There’s probably not much you can do about your income in the short term (except try not to change employers), but you can reorganise your expenses. Here’s what you should do.

Spend less

  • Cut back on discretionary spending so that you fall into the ‘moderate’ or ‘basic’ band, depending on your income. This may mean reducing the amount you spend on things like eating out, take-away food, entertainment and alcohol.
  • Review your subscriptions to streaming services like Netflix and Stan. Do you need more than one? Can you opt for a downgrade that’s cheaper? Are you really getting a benefit from Amazon Prime?
  • Look for less expensive utility, phone and insurance plans.

Pay off debts

The fewer debts you need to list on your loan application, the more sensible you’ll look from a financial viewpoint. So in this case, instead of paying off the debt with the highest interest rate first, go for the snowball method of debt reduction to motivate yourself and delete the maximum number of loans from your list.

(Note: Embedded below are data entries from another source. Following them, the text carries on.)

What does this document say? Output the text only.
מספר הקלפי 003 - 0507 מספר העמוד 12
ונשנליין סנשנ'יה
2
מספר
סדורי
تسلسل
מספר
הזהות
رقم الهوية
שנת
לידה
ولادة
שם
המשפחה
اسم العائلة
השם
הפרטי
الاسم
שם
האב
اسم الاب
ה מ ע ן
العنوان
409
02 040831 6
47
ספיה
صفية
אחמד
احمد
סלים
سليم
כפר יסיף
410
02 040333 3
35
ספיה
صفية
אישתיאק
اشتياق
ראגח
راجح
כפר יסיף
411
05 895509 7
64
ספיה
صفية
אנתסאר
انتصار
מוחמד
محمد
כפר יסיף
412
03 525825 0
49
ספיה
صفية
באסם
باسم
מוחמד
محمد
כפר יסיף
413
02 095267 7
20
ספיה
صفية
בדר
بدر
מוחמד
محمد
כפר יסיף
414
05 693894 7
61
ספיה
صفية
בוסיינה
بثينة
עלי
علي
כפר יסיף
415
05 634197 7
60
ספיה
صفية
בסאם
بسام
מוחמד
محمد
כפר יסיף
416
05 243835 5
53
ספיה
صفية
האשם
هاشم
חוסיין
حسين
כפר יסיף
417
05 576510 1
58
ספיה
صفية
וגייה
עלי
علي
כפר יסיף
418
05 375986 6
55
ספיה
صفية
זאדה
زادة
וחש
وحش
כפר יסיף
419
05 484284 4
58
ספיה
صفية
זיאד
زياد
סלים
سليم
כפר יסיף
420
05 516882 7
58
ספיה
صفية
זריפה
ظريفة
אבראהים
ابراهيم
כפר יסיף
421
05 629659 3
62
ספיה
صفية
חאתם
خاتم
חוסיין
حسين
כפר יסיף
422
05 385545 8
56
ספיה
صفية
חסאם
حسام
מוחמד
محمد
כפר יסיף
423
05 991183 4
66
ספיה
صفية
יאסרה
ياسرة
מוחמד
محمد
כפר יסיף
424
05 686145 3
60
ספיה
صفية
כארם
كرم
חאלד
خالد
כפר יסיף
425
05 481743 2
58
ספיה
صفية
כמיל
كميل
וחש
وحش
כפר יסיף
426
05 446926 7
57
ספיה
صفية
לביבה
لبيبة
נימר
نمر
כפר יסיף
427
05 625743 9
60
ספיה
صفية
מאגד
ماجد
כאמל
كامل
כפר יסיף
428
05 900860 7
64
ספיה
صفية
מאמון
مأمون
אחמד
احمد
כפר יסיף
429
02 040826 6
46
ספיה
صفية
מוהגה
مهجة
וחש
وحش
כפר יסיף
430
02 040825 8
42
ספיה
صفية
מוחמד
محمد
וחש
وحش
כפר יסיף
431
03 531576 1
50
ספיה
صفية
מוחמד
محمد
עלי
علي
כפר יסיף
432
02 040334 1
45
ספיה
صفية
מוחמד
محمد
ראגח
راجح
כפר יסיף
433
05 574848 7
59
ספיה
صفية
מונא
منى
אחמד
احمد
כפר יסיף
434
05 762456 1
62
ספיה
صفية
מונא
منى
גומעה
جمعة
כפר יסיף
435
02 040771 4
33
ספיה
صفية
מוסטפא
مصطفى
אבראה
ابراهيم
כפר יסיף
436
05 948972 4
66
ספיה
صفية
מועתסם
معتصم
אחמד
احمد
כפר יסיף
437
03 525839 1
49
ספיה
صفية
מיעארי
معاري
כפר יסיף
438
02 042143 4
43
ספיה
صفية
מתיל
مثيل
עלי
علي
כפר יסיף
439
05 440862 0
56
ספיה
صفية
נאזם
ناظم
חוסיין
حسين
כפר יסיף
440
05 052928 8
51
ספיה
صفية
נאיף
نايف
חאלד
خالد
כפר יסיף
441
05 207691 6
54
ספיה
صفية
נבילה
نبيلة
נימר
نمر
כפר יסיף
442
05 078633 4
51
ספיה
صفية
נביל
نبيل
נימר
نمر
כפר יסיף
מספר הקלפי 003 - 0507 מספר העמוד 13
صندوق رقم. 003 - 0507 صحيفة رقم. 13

If you have expensive credit card debt, you could consider using a credit card balance transfer or debt consolidation loan to reduce your interest.

Improve your credit score

Spending less and paying off your debt will already start to improve your credit score. But there’s more you can do. First of all, make sure you know what your credit score is, by using our free credit score service. Then follow our guide on how to improve your credit score.

Save up for a bigger loan deposit

A good level of genuine savings record is imperative when applying for a home loan. Lenders want to see that you have enough financial discipline to avoid spending all of your income. Once again, following the previous steps listed here will make it easier for you to add to your savings, impress the bank, reduce the amount you need to borrow, and possibly avoid lenders mortgage insurance as well.

The bottom line

No matter which expense calculation method your lender most relies on – HEM, HPI, a close scrutiny of your personal financial statements, or a combination of all three – you need to understand the difference between them and get your finances into the best possible shape before you apply for a loan.